Oct. 26, 2018


  • From a global perspective, investors are treating Canadian energy companies as if ‘they are in jail’.
  • The carbon tax focuses on the supply / industry side and does not impact the demand for fossil fuels.
  • Our federal regulators are handicapping our energy industry’s ability to recapitalize.
  • Over time, the low oil prices and anti-fossil fuel regulations have reduced capital for ‘up stream’ investing. This has created a major decline event.
  • Canada will be challenged to find financing for expansion of the energy industry.

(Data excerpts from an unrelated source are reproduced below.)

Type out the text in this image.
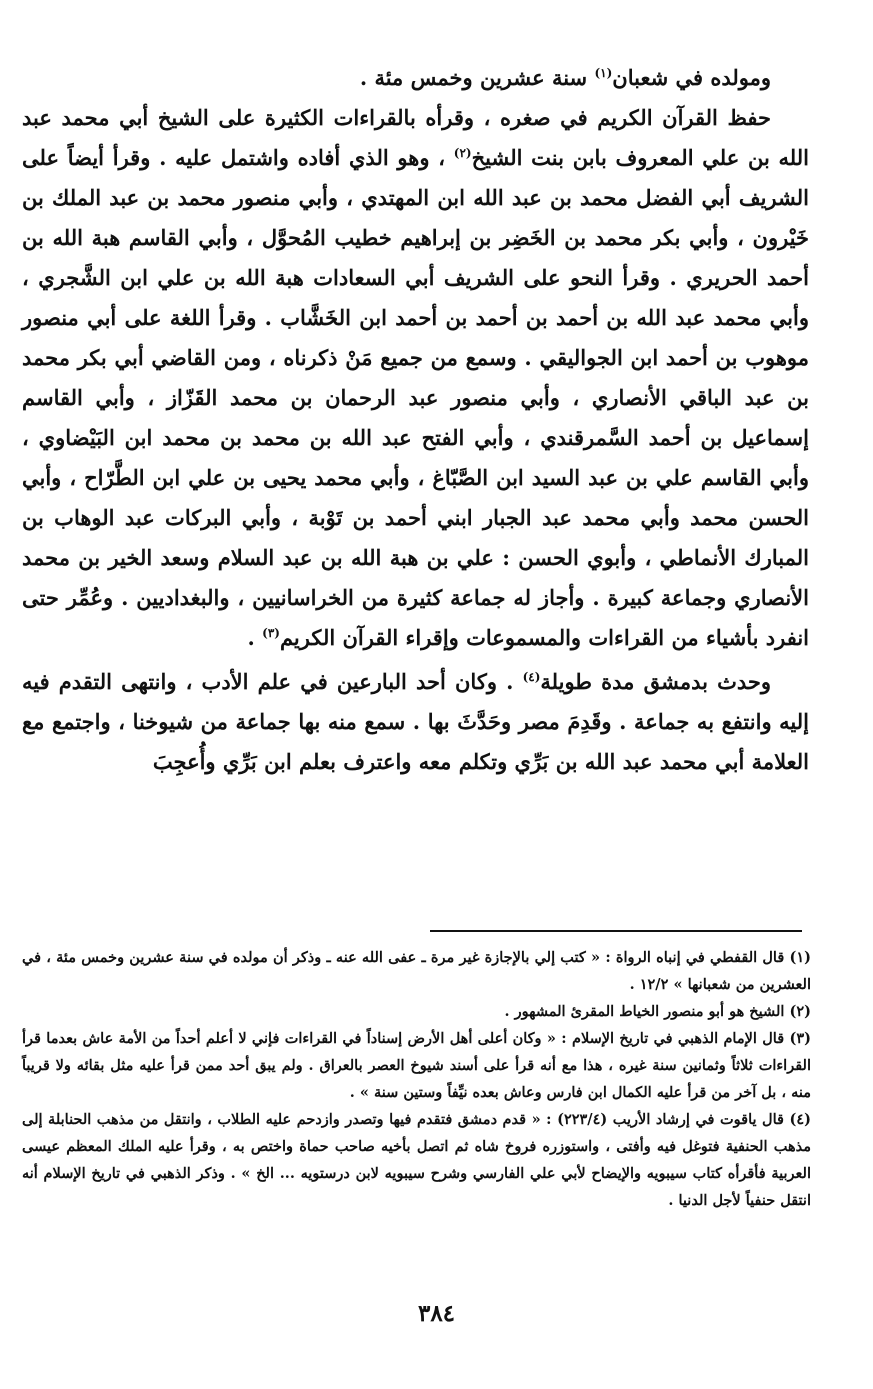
ومولده في شعبان$^{(١)}$ سنة عشرين وخمس مئة .

حفظ القرآن الكريم في صغره ، وقرأه بالقراءات الكثيرة على الشيخ أبي محمد عبد الله بن علي المعروف بابن بنت الشيخ$^{(٢)}$ ، وهو الذي أفاده واشتمل عليه . وقرأ أيضاً على الشريف أبي الفضل محمد بن عبد الله ابن المهتدي ، وأبي منصور محمد بن عبد الملك بن خَيْرون ، وأبي بكر محمد بن الخَضِر بن إبراهيم خطيب المُحوَّل ، وأبي القاسم هبة الله بن أحمد الحريري . وقرأ النحو على الشريف أبي السعادات هبة الله بن علي ابن الشَّجري ، وأبي محمد عبد الله بن أحمد بن أحمد بن أحمد ابن الخَشَّاب . وقرأ اللغة على أبي منصور موهوب بن أحمد ابن الجواليقي . وسمع من جميع مَنْ ذكرناه ، ومن القاضي أبي بكر محمد بن عبد الباقي الأنصاري ، وأبي منصور عبد الرحمان بن محمد القَزّاز ، وأبي القاسم إسماعيل بن أحمد السَّمرقندي ، وأبي الفتح عبد الله بن محمد بن محمد ابن البَيْضاوي ، وأبي القاسم علي بن عبد السيد ابن الصَّبّاغ ، وأبي محمد يحيى بن علي ابن الطَّرّاح ، وأبي الحسن محمد وأبي محمد عبد الجبار ابني أحمد بن تَوْبة ، وأبي البركات عبد الوهاب بن المبارك الأنماطي ، وأبوي الحسن : علي بن هبة الله بن عبد السلام وسعد الخير بن محمد الأنصاري وجماعة كبيرة . وأجاز له جماعة كثيرة من الخراسانيين ، والبغداديين . وعُمِّر حتى انفرد بأشياء من القراءات والمسموعات وإقراء القرآن الكريم$^{(٣)}$ .

وحدث بدمشق مدة طويلة$^{(٤)}$ . وكان أحد البارعين في علم الأدب ، وانتهى التقدم فيه إليه وانتفع به جماعة . وقَدِمَ مصر وحَدَّثَ بها . سمع منه بها جماعة من شيوخنا ، واجتمع مع العلامة أبي محمد عبد الله بن بَرِّي وتكلم معه واعترف بعلم ابن بَرِّي وأُعجِبَ

(١) قال القفطي في إنباه الرواة : « كتب إلي بالإجازة غير مرة ـ عفى الله عنه ـ وذكر أن مولده في سنة عشرين وخمس مئة ، في العشرين من شعبانها » ١٢/٢ .

(٢) الشيخ هو أبو منصور الخياط المقرئ المشهور .

(٣) قال الإمام الذهبي في تاريخ الإسلام : « وكان أعلى أهل الأرض إسناداً في القراءات فإني لا أعلم أحداً من الأمة عاش بعدما قرأ القراءات ثلاثاً وثمانين سنة غيره ، هذا مع أنه قرأ على أسند شيوخ العصر بالعراق . ولم يبق أحد ممن قرأ عليه مثل بقائه ولا قريباً منه ، بل آخر من قرأ عليه الكمال ابن فارس وعاش بعده نيِّفاً وستين سنة » .

(٤) قال ياقوت في إرشاد الأريب (٢٢٣/٤) : « قدم دمشق فتقدم فيها وتصدر وازدحم عليه الطلاب ، وانتقل من مذهب الحنابلة إلى مذهب الحنفية فتوغل فيه وأفتى ، واستوزره فروخ شاه ثم اتصل بأخيه صاحب حماة واختص به ، وقرأ عليه الملك المعظم عيسى العربية فأقرأه كتاب سيبويه والإيضاح لأبي علي الفارسي وشرح سيبويه لابن درستويه ... الخ » . وذكر الذهبي في تاريخ الإسلام أنه انتقل حنفياً لأجل الدنيا .

٣٨٤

Financing options will be limited to only a few companies.
  • Global demand is expected to peak out at 130 million boe/d by 2030-2040 vs the current demand of 101 million boe/d, with demand increasing by over 1 mill boe/d annually.
  • Our energy service industry is being pressured by new technology, narrow profit margins and limited capital.

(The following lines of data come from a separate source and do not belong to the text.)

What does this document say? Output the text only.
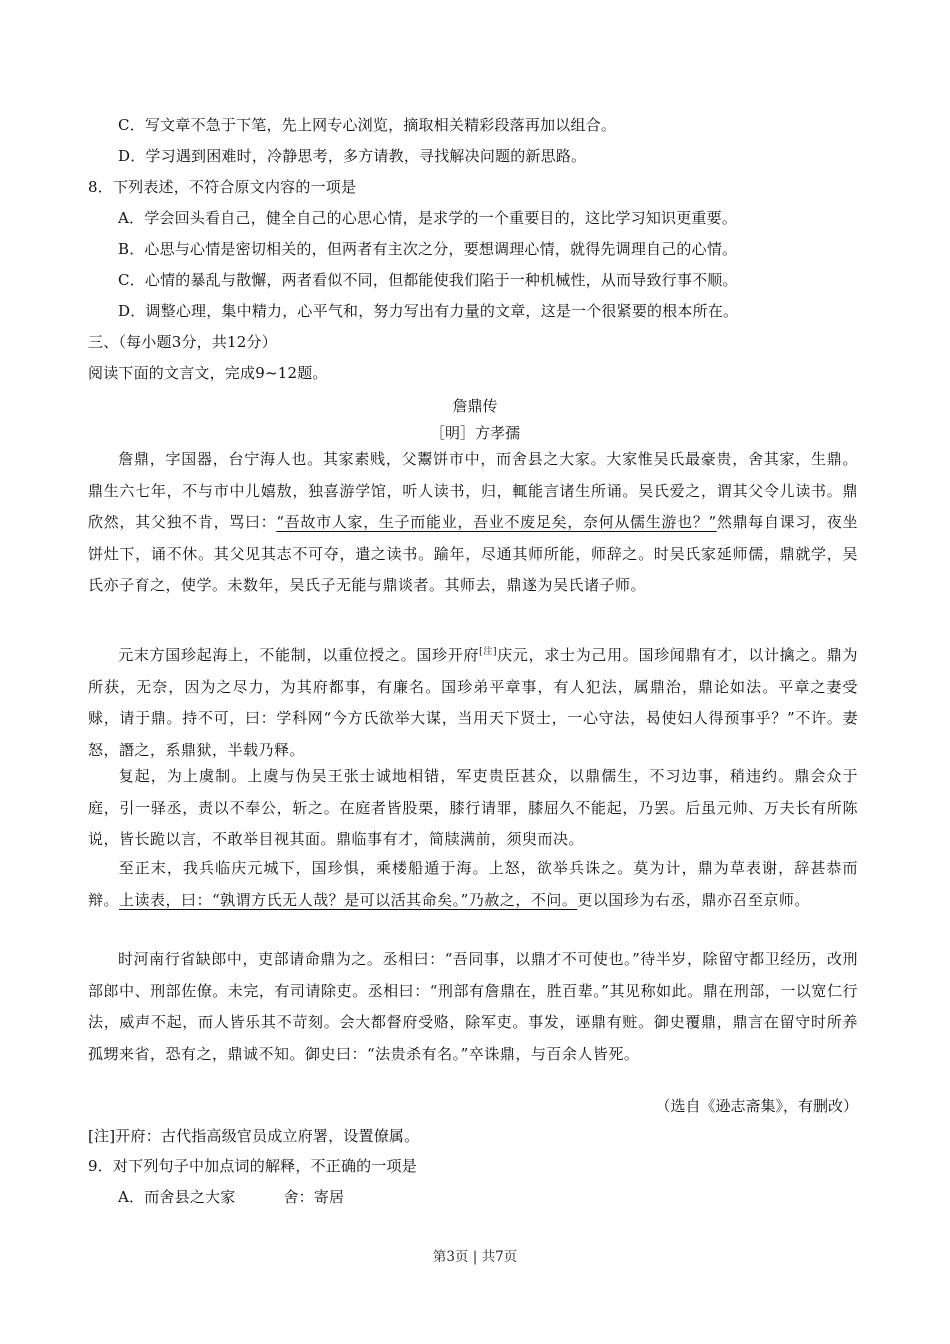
C．写文章不急于下笔，先上网专心浏览，摘取相关精彩段落再加以组合。
D．学习遇到困难时，冷静思考，多方请教，寻找解决问题的新思路。
8．下列表述，不符合原文内容的一项是
A．学会回头看自己，健全自己的心思心情，是求学的一个重要目的，这比学习知识更重要。
B．心思与心情是密切相关的，但两者有主次之分，要想调理心情，就得先调理自己的心情。
C．心情的暴乱与散懈，两者看似不同，但都能使我们陷于一种机械性，从而导致行事不顺。
D．调整心理，集中精力，心平气和，努力写出有力量的文章，这是一个很紧要的根本所在。
三、（每小题3分，共12分）
阅读下面的文言文，完成9~12题。
詹鼎传
［明］方孝孺
詹鼎，字国器，台宁海人也。其家素贱，父鬻饼市中，而舍县之大家。大家惟吴氏最豪贵，舍其家，生鼎。鼎生六七年，不与市中儿嬉敖，独喜游学馆，听人读书，归，輒能言诸生所诵。吴氏爱之，谓其父令儿读书。鼎欣然，其父独不肯，骂曰：“吾故市人家，生子而能业，吾业不废足矣，奈何从儒生游也？”然鼎每自课习，夜坐饼灶下，诵不休。其父见其志不可夺，遣之读书。踰年，尽通其师所能，师辞之。时吴氏家延师儒，鼎就学，吴氏亦子育之，使学。未数年，吴氏子无能与鼎谈者。其师去，鼎遂为吴氏诸子师。
元末方国珍起海上，不能制，以重位授之。国珍开府[注]庆元，求士为己用。国珍闻鼎有才，以计擒之。鼎为所获，无奈，因为之尽力，为其府都事，有廉名。国珍弟平章事，有人犯法，属鼎治，鼎论如法。平章之妻受赇，请于鼎。持不可，曰：学科网“今方氏欲举大谋，当用天下贤士，一心守法，曷使妇人得预事乎？”不许。妻怒，譖之，系鼎狱，半载乃释。
复起，为上虞制。上虞与伪吴王张士诚地相错，军吏贵臣甚众，以鼎儒生，不习边事，稍违约。鼎会众于庭，引一驿丞，责以不奉公，斩之。在庭者皆股栗，膝行请罪，膝屈久不能起，乃罢。后虽元帅、万夫长有所陈说，皆长跪以言，不敢举目视其面。鼎临事有才，简牍满前，须臾而决。
至正末，我兵临庆元城下，国珍惧，乘楼船遁于海。上怒，欲举兵诛之。莫为计，鼎为草表谢，辞甚恭而辩。上读表，曰：“孰谓方氏无人哉？是可以活其命矣。”乃赦之，不问。更以国珍为右丞，鼎亦召至京师。
时河南行省缺郎中，吏部请命鼎为之。丞相曰：“吾同事，以鼎才不可使也。”待半岁，除留守都卫经历，改刑部郎中、刑部佐僚。未完，有司请除吏。丞相曰：“刑部有詹鼎在，胜百辈。”其见称如此。鼎在刑部，一以宽仁行法，威声不起，而人皆乐其不苛刻。会大都督府受赂，除军吏。事发，诬鼎有赃。御史覆鼎，鼎言在留守时所养孤甥来省，恐有之，鼎诚不知。御史曰：“法贵杀有名。”卒诛鼎，与百余人皆死。
（选自《逊志斋集》，有删改）
[注]开府：古代指高级官员成立府署，设置僚属。
9．对下列句子中加点词的解释，不正确的一项是
A．而舍县之大家	舍：寄居
第3页 | 共7页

  • In short, we continue to attack the supply side (producers) and underinvest in the industry.


  • Bank of Canada increased rates by 0.25% to 1.75% and opened the door for more increases.
  • Canadian banks increased prime to 3.95% vs 3.70%.
  • Canadians are 5x more likely to take a car loan for 84 months (7 years) than Americans.
  • New Ontario provincial government is repealing parts of the Fair Workplaces, Better Jobs Act, including:
    • Freezing minimum wage at $14, with annual increases tied to inflation starting in 2020
    • Replacing personal emergency leave of 10 paid days per year to unpaid leave of: 3 days for personal illness, 2 for bereavement and 3 for family responsibilities
    • Employers will no longer be required to pay part-time and casual workers same rate as full-time workers for the same job
  • Canada is imposing a carbon tax on provinces that have not implemented their own carbon tax, with much of the revenue returned to qualified individual tax payers.
  • Canada has passed legislation on the Comprehensive and Progressive Agreement for Trans-Pacific Partnership (CPTPP). Canada is one of the first countries to ratify the 11 country deal.
  • Initial US Q3 GDP came in at 3.5% vs 3.3% expected by economists;
    • Consumer spending accelerated to 4%; the highest since 2014
    • Inventories provided the largest contribution since early 2015
    • Government spending increased the most since 2016
    • Trade was the largest drag in 33 years


  • Saudi Arabia signed deals worth more than $50 billion in oil, gas, infrastructure and other sectors at the investment conference in Riyadh.
  • President Trump has approved a plan to drill for oil from a manmade island north of Alaska.
  • President Trump said the US will exit the landmark 1987 pact with Russia that limited nuclear arms.
  • An Australia based start-up is planning 21 sites across the country that will fully charge electric cars in just 15 minutes.